VH1 Classic is dead. This month, it was reborn as MTV Classic, a channel focusing on music videos and shows from the ‘80s to the aughts.

The nostalgia baton has officially been passed to the millennials.

In its first week, MTV Classic served up Mariah Carey in a butterfly necklace, TLC in silk pyjamas and Gwen Stefani with a bindi. It broadcast reruns of Beavis and Butt-Head, Daria, Ashton Kutcher-era Punk’d and a retrospective on Total Request Live. Welcome to the BuzzFeed-ification of MTV — the music channel’s attempt to reel in youngish viewers by appealing to their sentimentality for the recent past.

As a millennial elder, I am MTV Classic’s target demographic. I saw Beavis and Butt-Head Do America in theatres. Daria was my high school anti-heroine. In my day, if you wanted to watch the new Limp Bizkit video, you had to wait for Carson Daly to debut it on TRL.

Just a decade or two later, I’m ready to reminisce about Lisa Frank folders and Puff Daddy videos. It makes sense that millennials, the most recorded generation in history, would romanticise the era just before smartphones became ubiquitous. We’re fascinated by documents of life before everything was documented.

MTV Classic offers that stuff 24/7. In the morning, music video blocks are stocked with Super Soakers, scrunches and velour separates. Evenings bring reruns of shows like Jackass and Clone High.

There’s also fodder for the slightly older crowd: Headbangers, a hostlers version of the old “Headbangers Ball”, delivers David Lee Roth prancing in a melange of sparkly bodysuits and Megadeth burning the Constitution. The video marathon I Want My ‘80s features George Michael on a yacht.

Too bad it’s all on TV. Millennials may pine for the television of the past, but that doesn’t mean that we want to watch it on a television. Our pre-internet nostalgia is a sentiment largely expressed online. We binge Friends on Netflix, collect Pokemon on our phones and scroll through evidence of resurrected ‘90s trends (Gigi Hadid in a velvet choker, Kylie Jenner’s taupe lips) on Instagram.

As a kid, I watched MTV in my older brother’s bedroom, door slammed shut, hissing “I am Cornholio!” back at the fuzzy old TV. But now culture is consumed on laptops and phones while parents are watching prestige dramas on the living room flat-screen.

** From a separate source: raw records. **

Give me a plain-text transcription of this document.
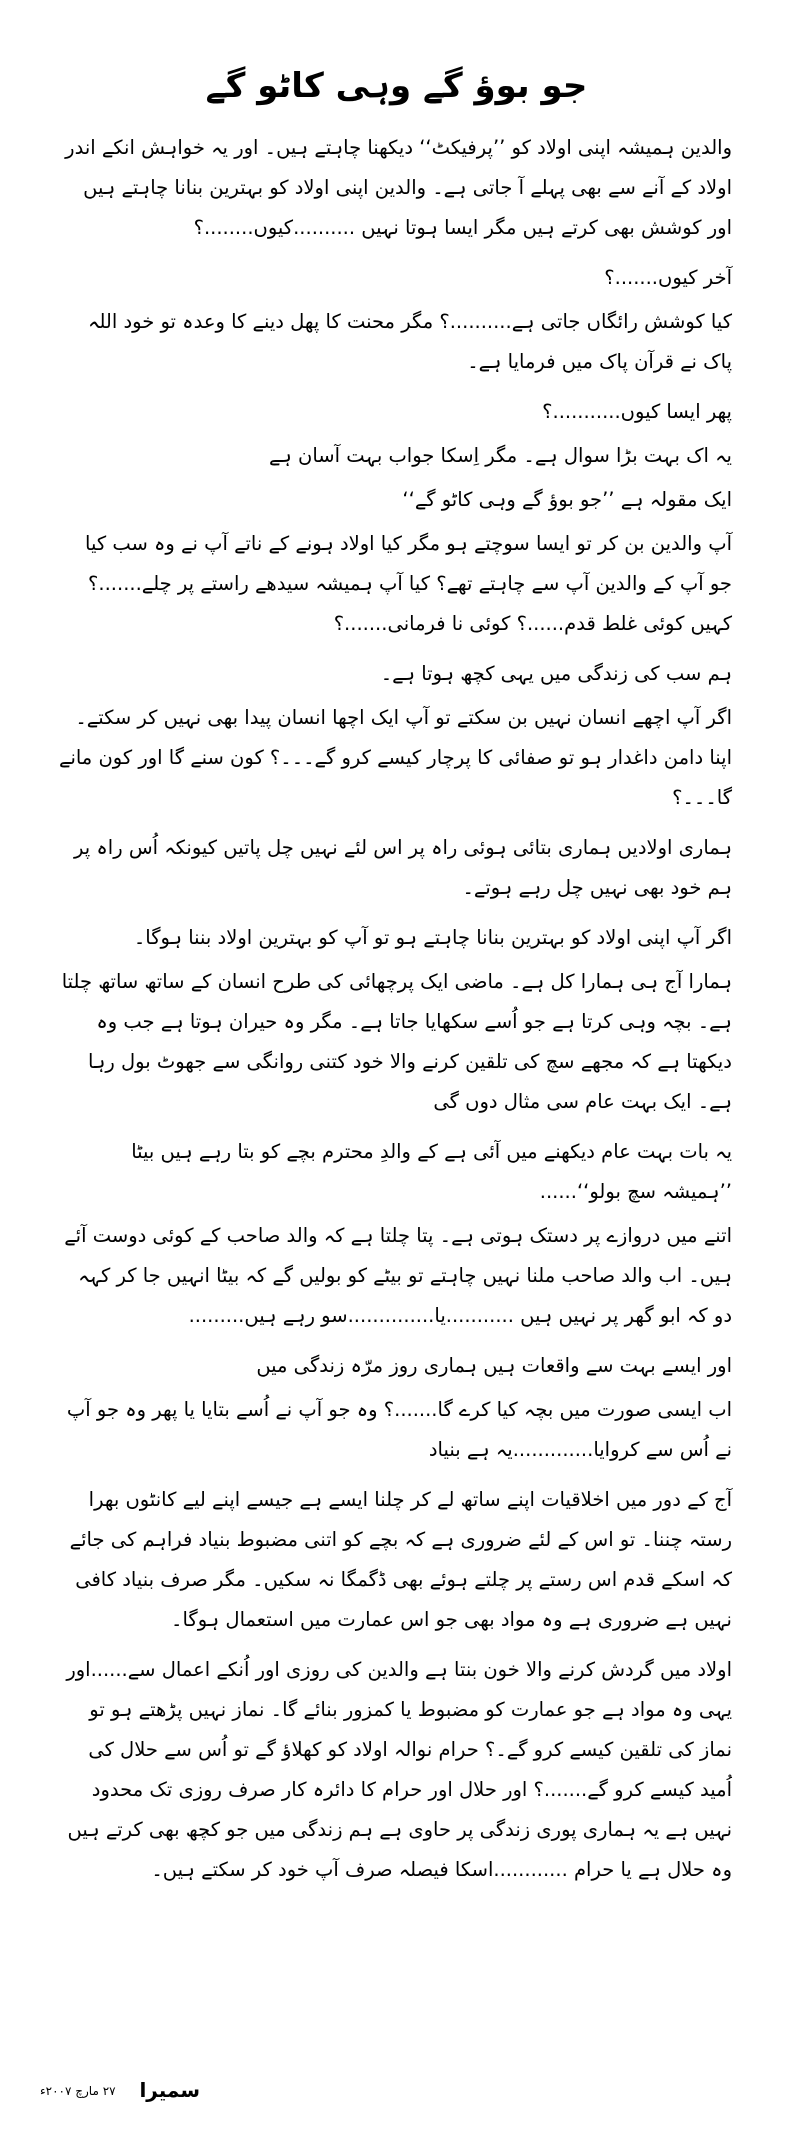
جو بوؤ گے وہی کاٹو گے

والدین ہمیشہ اپنی اولاد کو ’’پرفیکٹ‘‘ دیکھنا چاہتے ہیں۔ اور یہ خواہش انکے اندر اولاد کے آنے سے بھی پہلے آ جاتی ہے۔ والدین اپنی اولاد کو بہترین بنانا چاہتے ہیں اور کوشش بھی کرتے ہیں مگر ایسا ہوتا نہیں ..........کیوں........؟

آخر کیوں.......؟

کیا کوشش رائگاں جاتی ہے..........؟ مگر محنت کا پھل دینے کا وعدہ تو خود اللہ پاک نے قرآن پاک میں فرمایا ہے۔

پھر ایسا کیوں...........؟

یہ اک بہت بڑا سوال ہے۔ مگر اِسکا جواب بہت آسان ہے

ایک مقولہ ہے ’’جو بوؤ گے وہی کاٹو گے‘‘

آپ والدین بن کر تو ایسا سوچتے ہو مگر کیا اولاد ہونے کے ناتے آپ نے وہ سب کیا جو آپ کے والدین آپ سے چاہتے تھے؟ کیا آپ ہمیشہ سیدھے راستے پر چلے.......؟ کہیں کوئی غلط قدم......؟ کوئی نا فرمانی.......؟

ہم سب کی زندگی میں یہی کچھ ہوتا ہے۔

اگر آپ اچھے انسان نہیں بن سکتے تو آپ ایک اچھا انسان پیدا بھی نہیں کر سکتے۔ اپنا دامن داغدار ہو تو صفائی کا پرچار کیسے کرو گے۔۔۔؟ کون سنے گا اور کون مانے گا۔۔۔؟

ہماری اولادیں ہماری بتائی ہوئی راہ پر اس لئے نہیں چل پاتیں کیونکہ اُس راہ پر ہم خود بھی نہیں چل رہے ہوتے۔

اگر آپ اپنی اولاد کو بہترین بنانا چاہتے ہو تو آپ کو بہترین اولاد بننا ہوگا۔

ہمارا آج ہی ہمارا کل ہے۔ ماضی ایک پرچھائی کی طرح انسان کے ساتھ ساتھ چلتا ہے۔ بچہ وہی کرتا ہے جو اُسے سکھایا جاتا ہے۔ مگر وہ حیران ہوتا ہے جب وہ دیکھتا ہے کہ مجھے سچ کی تلقین کرنے والا خود کتنی روانگی سے جھوٹ بول رہا ہے۔ ایک بہت عام سی مثال دوں گی

یہ بات بہت عام دیکھنے میں آئی ہے کے والدِ محترم بچے کو بتا رہے ہیں بیٹا ’’ہمیشہ سچ بولو‘‘......

اتنے میں دروازے پر دستک ہوتی ہے۔ پتا چلتا ہے کہ والد صاحب کے کوئی دوست آئے ہیں۔ اب والد صاحب ملنا نہیں چاہتے تو بیٹے کو بولیں گے کہ بیٹا انہیں جا کر کہہ دو کہ ابو گھر پر نہیں ہیں ...........یا..............سو رہے ہیں.........

اور ایسے بہت سے واقعات ہیں ہماری روز مرّہ زندگی میں

اب ایسی صورت میں بچہ کیا کرے گا.......؟ وہ جو آپ نے اُسے بتایا یا پھر وہ جو آپ نے اُس سے کروایا.............یہ ہے بنیاد

آج کے دور میں اخلاقیات اپنے ساتھ لے کر چلنا ایسے ہے جیسے اپنے لیے کانٹوں بھرا رستہ چننا۔ تو اس کے لئے ضروری ہے کہ بچے کو اتنی مضبوط بنیاد فراہم کی جائے کہ اسکے قدم اس رستے پر چلتے ہوئے بھی ڈگمگا نہ سکیں۔ مگر صرف بنیاد کافی نہیں ہے ضروری ہے وہ مواد بھی جو اس عمارت میں استعمال ہوگا۔

اولاد میں گردش کرنے والا خون بنتا ہے والدین کی روزی اور اُنکے اعمال سے......اور یہی وہ مواد ہے جو عمارت کو مضبوط یا کمزور بنائے گا۔ نماز نہیں پڑھتے ہو تو نماز کی تلقین کیسے کرو گے۔؟ حرام نوالہ اولاد کو کھلاؤ گے تو اُس سے حلال کی اُمید کیسے کرو گے.......؟ اور حلال اور حرام کا دائرہ کار صرف روزی تک محدود نہیں ہے یہ ہماری پوری زندگی پر حاوی ہے ہم زندگی میں جو کچھ بھی کرتے ہیں وہ حلال ہے یا حرام ............اسکا فیصلہ صرف آپ خود کر سکتے ہیں۔

سمیرا
۲۷ مارچ ۲۰۰۷ء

The genius of BuzzFeed was its intuition that millennials don’t particularly want to consume nostalgic content as much as we want to link it, share it and pin it. It’s the shareability of the old material that manages to mine a sense of community (Only ‘90s Kids Will Remember _______) and identity (What ‘90s ________ Are You?).

MTV Classic is all consumption, no participation. Its Facebook page is dominated by VH1 Classic loyalists, complaining about the new line-up or that music released in the aughts isn’t “classic”. The videos — Biggie sipping Champagne on a speedboat, Britney gyrating in front of the lockers — may be reliable adolescent triggers for the under-35 set, but airing them on television is totally out of sync with how we want to rewind and revisit our pasts.

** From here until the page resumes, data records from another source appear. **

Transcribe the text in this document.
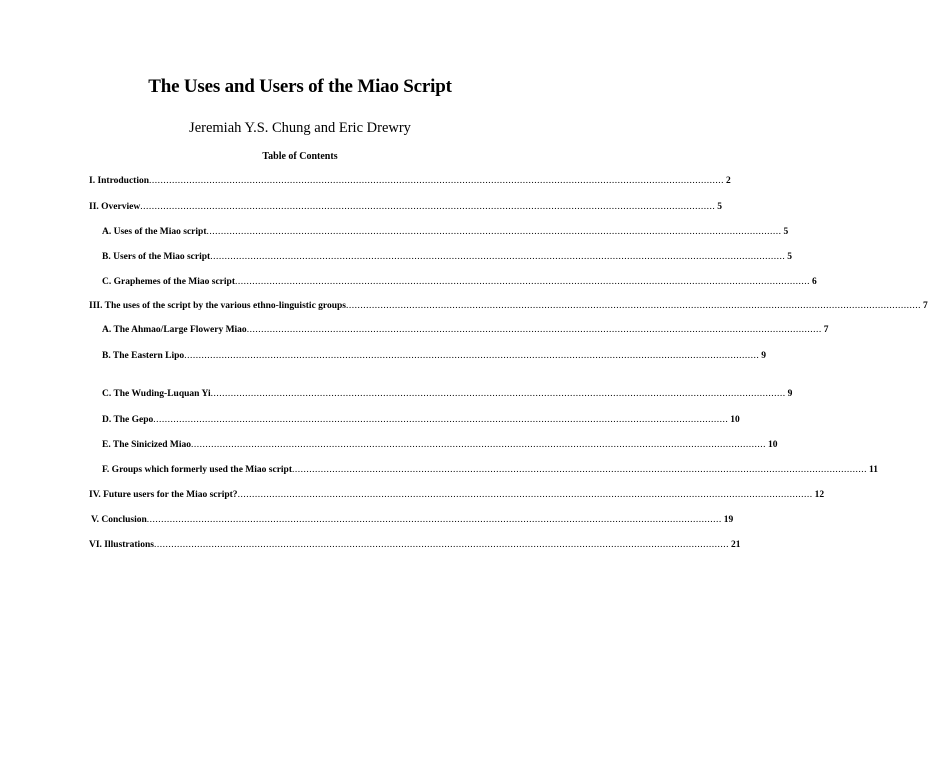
The Uses and Users of the Miao Script
Jeremiah Y.S. Chung and Eric Drewry
Table of Contents
I. Introduction ........................................................................................................................................................................................................ 2
II. Overview ........................................................................................................................................................................................................ 5
A. Uses of the Miao script ........................................................................................................................................................................................................ 5
B. Users of the Miao script ........................................................................................................................................................................................................ 5
C. Graphemes of the Miao script ........................................................................................................................................................................................................ 6
III. The uses of the script by the various ethno-linguistic groups ........................................................................................................................................................................................................ 7
A. The Ahmao/Large Flowery Miao ........................................................................................................................................................................................................ 7
B. The Eastern Lipo ........................................................................................................................................................................................................ 9
C. The Wuding-Luquan Yi ........................................................................................................................................................................................................ 9
D. The Gepo ........................................................................................................................................................................................................ 10
E. The Sinicized Miao ........................................................................................................................................................................................................ 10
F. Groups which formerly used the Miao script ........................................................................................................................................................................................................ 11
IV. Future users for the Miao script? ........................................................................................................................................................................................................ 12
V. Conclusion ........................................................................................................................................................................................................ 19
VI. Illustrations ........................................................................................................................................................................................................ 21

Diehard fans might opt to DVR Wonder Showzen and Daria instead of paying to watch them on iTunes or Hulu, but for the most part, the channel’s ‘90s ear worms and throwback fashions are best packaged as linkable conversation starters, not cable video blocks.

Post-YouTube, the experience of even watching an entire music video all the way through — much less 30 in a row, cut up by commercials — feels interminable. I kept wanting to X out the Nelly video and call up a Missy Elliott track. I did it on YouTube instead.

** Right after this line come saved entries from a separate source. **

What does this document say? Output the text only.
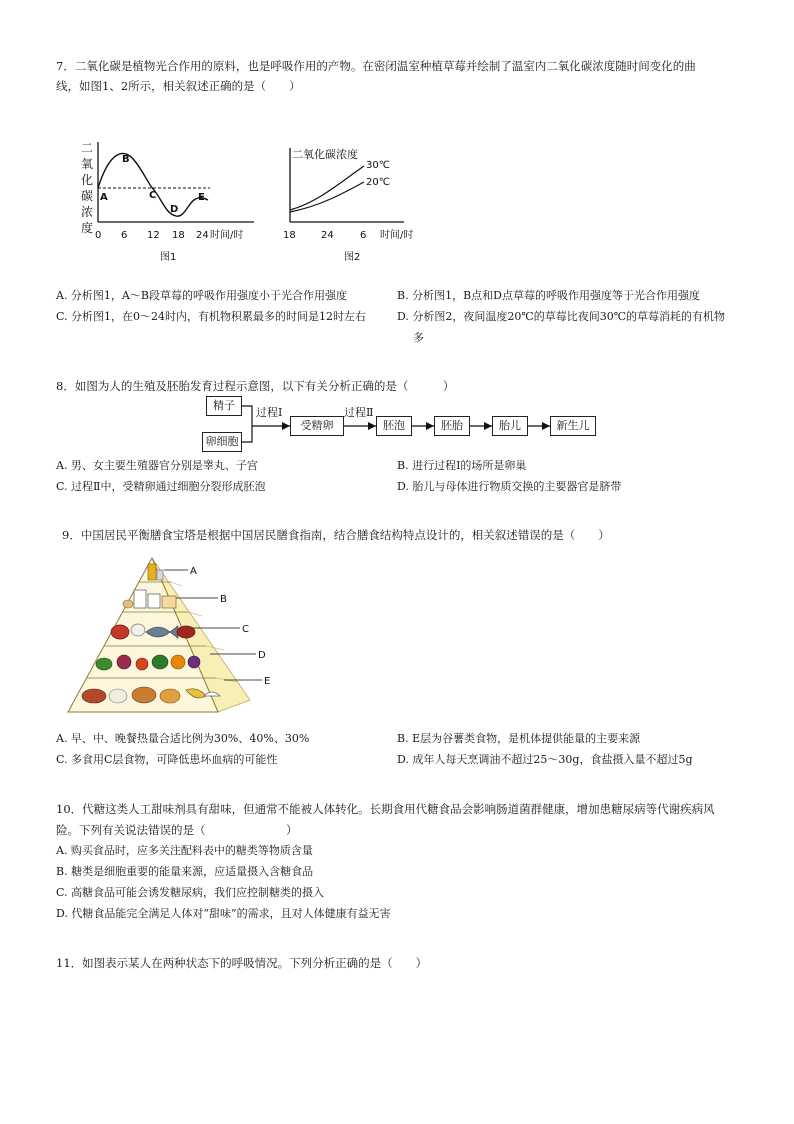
7．二氧化碳是植物光合作用的原料，也是呼吸作用的产物。在密闭温室种植草莓并绘制了温室内二氧化碳浓度随时间变化的曲
线，如图1、2所示，相关叙述正确的是（　　）
二
氧
化
碳
浓
度
A
B
C
D
E
0 6 12 18 24 时间/时
图1
二氧化碳浓度
30℃
20℃
18	24	6 时间/时
图2
A. 分析图1，A～B段草莓的呼吸作用强度小于光合作用强度	B. 分析图1，B点和D点草莓的呼吸作用强度等于光合作用强度
C. 分析图1，在0～24时内，有机物积累最多的时间是12时左右	D. 分析图2，夜间温度20℃的草莓比夜间30℃的草莓消耗的有机物
多
8．如图为人的生殖及胚胎发育过程示意图，以下有关分析正确的是（　　　）
精子
卵细胞
过程Ⅰ
受精卵
过程Ⅱ
胚泡	胚胎	胎儿	新生儿
A. 男、女主要生殖器官分别是睾丸、子宫	B. 进行过程Ⅰ的场所是卵巢
C. 过程Ⅱ中，受精卵通过细胞分裂形成胚泡	D. 胎儿与母体进行物质交换的主要器官是脐带
9．中国居民平衡膳食宝塔是根据中国居民膳食指南，结合膳食结构特点设计的，相关叙述错误的是（　　）
A
B
C
D
E
A. 早、中、晚餐热量合适比例为30%、40%、30%	B. E层为谷薯类食物，是机体提供能量的主要来源
C. 多食用C层食物，可降低患坏血病的可能性	D. 成年人每天烹调油不超过25～30g，食盐摄入量不超过5g
10．代糖这类人工甜味剂具有甜味，但通常不能被人体转化。长期食用代糖食品会影响肠道菌群健康，增加患糖尿病等代谢疾病风
险。下列有关说法错误的是（　　　　　　　）
A. 购买食品时，应多关注配料表中的糖类等物质含量
B. 糖类是细胞重要的能量来源，应适量摄入含糖食品
C. 高糖食品可能会诱发糖尿病，我们应控制糖类的摄入
D. 代糖食品能完全满足人体对“甜味”的需求，且对人体健康有益无害
11．如图表示某人在两种状态下的呼吸情况。下列分析正确的是（　　）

Meanwhile, plenty of pop culture embedded in early MTV has not aged so well. While many of the music videos called up from the ‘90s and aughts feature artists of colour, the channel’s non-musical programming is not so diverse. MTV Classic is a reminder that the MTV of my childhood starred white people: Carson Daly, Ashton Kutcher, Johnny Knoxville, Butt-Head, Beavis, the cast of Laguna Beach.

Notable exceptions include MTV Classic’s resurrection of the Run-DMC reality series Run’s House.

In 2016, MTV stars look like Nick Cannon of Wild ‘N Out, DeRay Davis of Joking Off, Franchesca Ramsey of the web series Decoded and Nicole Byer of the forthcoming sitcom Loosely Exactly Nicole.

Yes, in order to be shareable, nostalgic content needs to exist online, but it should also nod to present-day social values. Ten years out, Ashton Kutcher in a trucker hat doesn’t feel retro. It just looks passe.